The UN World Food Programme (WFP) has warned that without additional funds it will have to cut rations for communities in famine or at risk.
Aid organizations say violence, blockades and bureaucratic obstacles are making it hard to reach civilians in conflict zones.
“What we are witnessing in Sudan is nothing short of an indictment of humanity,” said the UN refugee agency’s regional director Mamadou Dian Balde.
“If the world does not urgently step up — diplomatically, financially, and morally — an already catastrophic situation will deteriorate further with millions of Sudanese and their neighbors paying the price.”

’BREAKING POINT’
South Sudan and Chad, both hosting large numbers of Sudanese refugees, were also flagged in the survey.
Charlotte Slente, head of the Danish Refugee Council, said Chad – a country already dealing with deep poverty and hunger exacerbated by the climate crisis — was being pushed “to breaking point.”
“Chad’s solidarity with the refugees is a lesson for the world’s wealthiest nations. That generosity is being met by global moral failure,” Slente said.
In South Sudan, Oxfam said donors were pulling out, forcing aid agencies to cut crucial support for millions of people.

’HELLSCAPE FOR WOMEN’
Several organizations sounded the alarm over escalating conflict in DRC.
Around 7 million people are displaced and 27 million face hunger in the vast resource-rich country, where rape has been used as a weapon of war through decades of conflict.
“This is the biggest humanitarian emergency that the world isn’t talking about,” said Christian Aid’s chief executive Patrick Watt.
On a recent visit, he said villagers told him how armed groups had stolen livestock, torched homes, recruited boys to fight and subjected women and girls to terrifying sexual violence.
Rwandan-backed M23 rebels seized a swathe of eastern Congo this year in their bid to topple the government in Kinshasa. Fighting has continued despite a US-led peace deal signed this month by DRC and Rwanda.
DRC’s conflict has intensified amid soaring global demand for minerals needed for clean energy technologies, smartphones and more.
Watt said people now face economic disaster due to Kinshasa’s blockade on M23-controlled areas and aid cuts that have hollowed out the humanitarian response.
ActionAid said the violence had “created a hellscape” for women, while the Norwegian Refugee Council (NRC) called Congo “a case study of global neglect.”
“This neglect is not an accident: it is a choice,” said NRC Secretary General Jan Egeland.

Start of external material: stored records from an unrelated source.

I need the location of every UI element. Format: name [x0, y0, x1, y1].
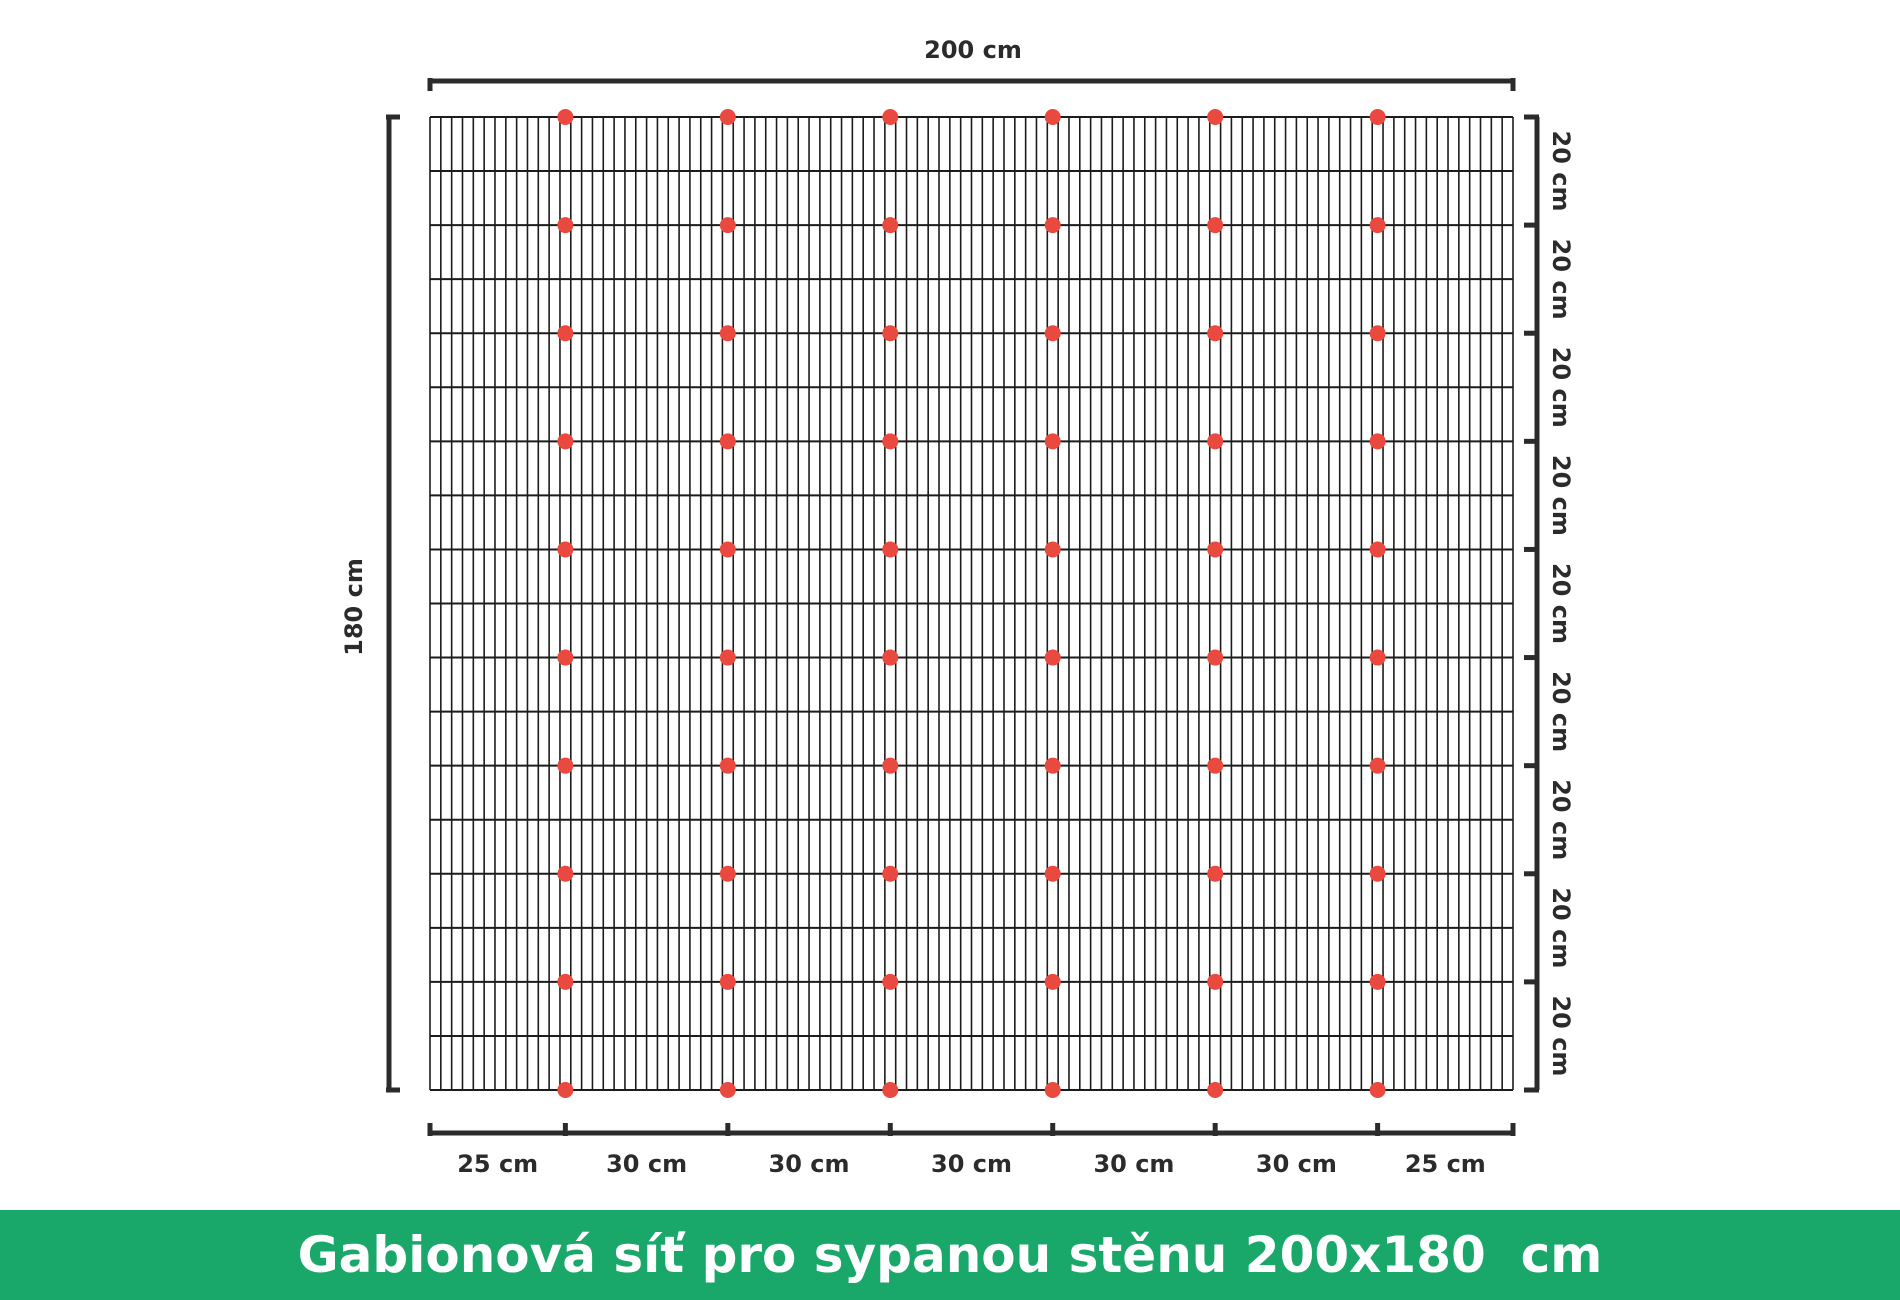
width-dimension-label: 200 cm: [924, 36, 1022, 64]
spiral-marker: [1369, 757, 1386, 774]
spiral-marker: [557, 217, 574, 234]
spiral-marker: [719, 649, 736, 666]
bottom-segment-label: 30 cm: [606, 1150, 687, 1178]
spiral-marker: [1369, 1082, 1386, 1098]
spiral-marker: [882, 325, 899, 342]
right-segment-labels: 20 cm 20 cm 20 cm 20 cm 20 cm 20 cm 20 cm 20 cm…: [1547, 131, 1575, 1077]
spiral-marker: [1044, 757, 1061, 774]
spiral-marker: [1369, 109, 1386, 125]
right-segment-label: 20 cm: [1547, 995, 1575, 1076]
bottom-segment-label: 30 cm: [769, 1150, 850, 1178]
spiral-marker: [719, 217, 736, 234]
spiral-marker: [557, 757, 574, 774]
spiral-marker: [557, 973, 574, 990]
spiral-marker: [1369, 217, 1386, 234]
spiral-marker: [882, 649, 899, 666]
spiral-marker: [882, 865, 899, 882]
spiral-marker: [557, 649, 574, 666]
spiral-marker: [1207, 757, 1224, 774]
spiral-marker: [1369, 433, 1386, 450]
spiral-marker: [1369, 649, 1386, 666]
spiral-marker: [882, 973, 899, 990]
bottom-segment-labels: 25 cm 30 cm 30 cm 30 cm 30 cm 30 cm 25 cm: [457, 1150, 1486, 1178]
spiral-marker: [1207, 865, 1224, 882]
spiral-markers: [557, 109, 1386, 1098]
spiral-marker: [882, 1082, 899, 1098]
height-dimension-label: 180 cm: [340, 558, 368, 656]
spiral-marker: [557, 865, 574, 882]
spiral-marker: [1044, 649, 1061, 666]
spiral-marker: [557, 109, 574, 125]
spiral-marker: [1044, 973, 1061, 990]
caption-bar: Gabionová síť pro sypanou stěnu 200x180 …: [0, 1210, 1900, 1300]
caption-title: Gabionová síť pro sypanou stěnu 200x180 …: [297, 1226, 1603, 1284]
right-segment-label: 20 cm: [1547, 239, 1575, 320]
right-segment-label: 20 cm: [1547, 779, 1575, 860]
bottom-segment-label: 30 cm: [1093, 1150, 1174, 1178]
spiral-marker: [1044, 433, 1061, 450]
spiral-marker: [882, 541, 899, 558]
right-segment-label: 20 cm: [1547, 671, 1575, 752]
spiral-marker: [719, 325, 736, 342]
right-segment-label: 20 cm: [1547, 887, 1575, 968]
spiral-marker: [557, 433, 574, 450]
bottom-segment-label: 25 cm: [1405, 1150, 1486, 1178]
spiral-marker: [1207, 433, 1224, 450]
spiral-marker: [1044, 865, 1061, 882]
spiral-marker: [1044, 109, 1061, 125]
spiral-marker: [719, 865, 736, 882]
spiral-marker: [719, 1082, 736, 1098]
spiral-marker: [1207, 325, 1224, 342]
bottom-segment-label: 25 cm: [457, 1150, 538, 1178]
right-segment-label: 20 cm: [1547, 563, 1575, 644]
spiral-marker: [719, 973, 736, 990]
spiral-marker: [719, 541, 736, 558]
right-segment-label: 20 cm: [1547, 455, 1575, 536]
right-segment-label: 20 cm: [1547, 347, 1575, 428]
spiral-marker: [1207, 109, 1224, 125]
spiral-marker: [1044, 1082, 1061, 1098]
spiral-marker: [882, 109, 899, 125]
spiral-marker: [1207, 217, 1224, 234]
spiral-marker: [1207, 649, 1224, 666]
spiral-marker: [1207, 541, 1224, 558]
right-segment-label: 20 cm: [1547, 131, 1575, 212]
spiral-marker: [882, 433, 899, 450]
spiral-marker: [719, 109, 736, 125]
spiral-marker: [557, 1082, 574, 1098]
spiral-marker: [1044, 217, 1061, 234]
spiral-marker: [1207, 1082, 1224, 1098]
spiral-marker: [1369, 973, 1386, 990]
spiral-marker: [557, 541, 574, 558]
spiral-marker: [719, 433, 736, 450]
dimension-brackets: [386, 78, 1540, 1136]
spiral-marker: [719, 757, 736, 774]
mesh-wires: [429, 116, 1514, 1091]
bottom-segment-label: 30 cm: [1256, 1150, 1337, 1178]
spiral-marker: [1207, 973, 1224, 990]
spiral-marker: [1369, 325, 1386, 342]
spiral-marker: [882, 757, 899, 774]
spiral-marker: [882, 217, 899, 234]
spiral-marker: [1044, 325, 1061, 342]
spiral-marker: [1369, 865, 1386, 882]
bottom-segment-label: 30 cm: [931, 1150, 1012, 1178]
spiral-marker: [1369, 541, 1386, 558]
spiral-marker: [557, 325, 574, 342]
spiral-marker: [1044, 541, 1061, 558]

UN aid chief Tom Fletcher named Myanmar as the most neglected crisis, describing it as “a billion-dollar emergency running on fumes.”
A $1.1 billion appeal for the southeast Asian country is only 17 percent funded despite mass displacement, rising hunger and rampant violence.
Although donors raced to help after Myanmar’s massive earthquake in March, Fletcher said the world had turned away from the “grinding crisis” underneath.
“Myanmar is becoming invisible,” he said.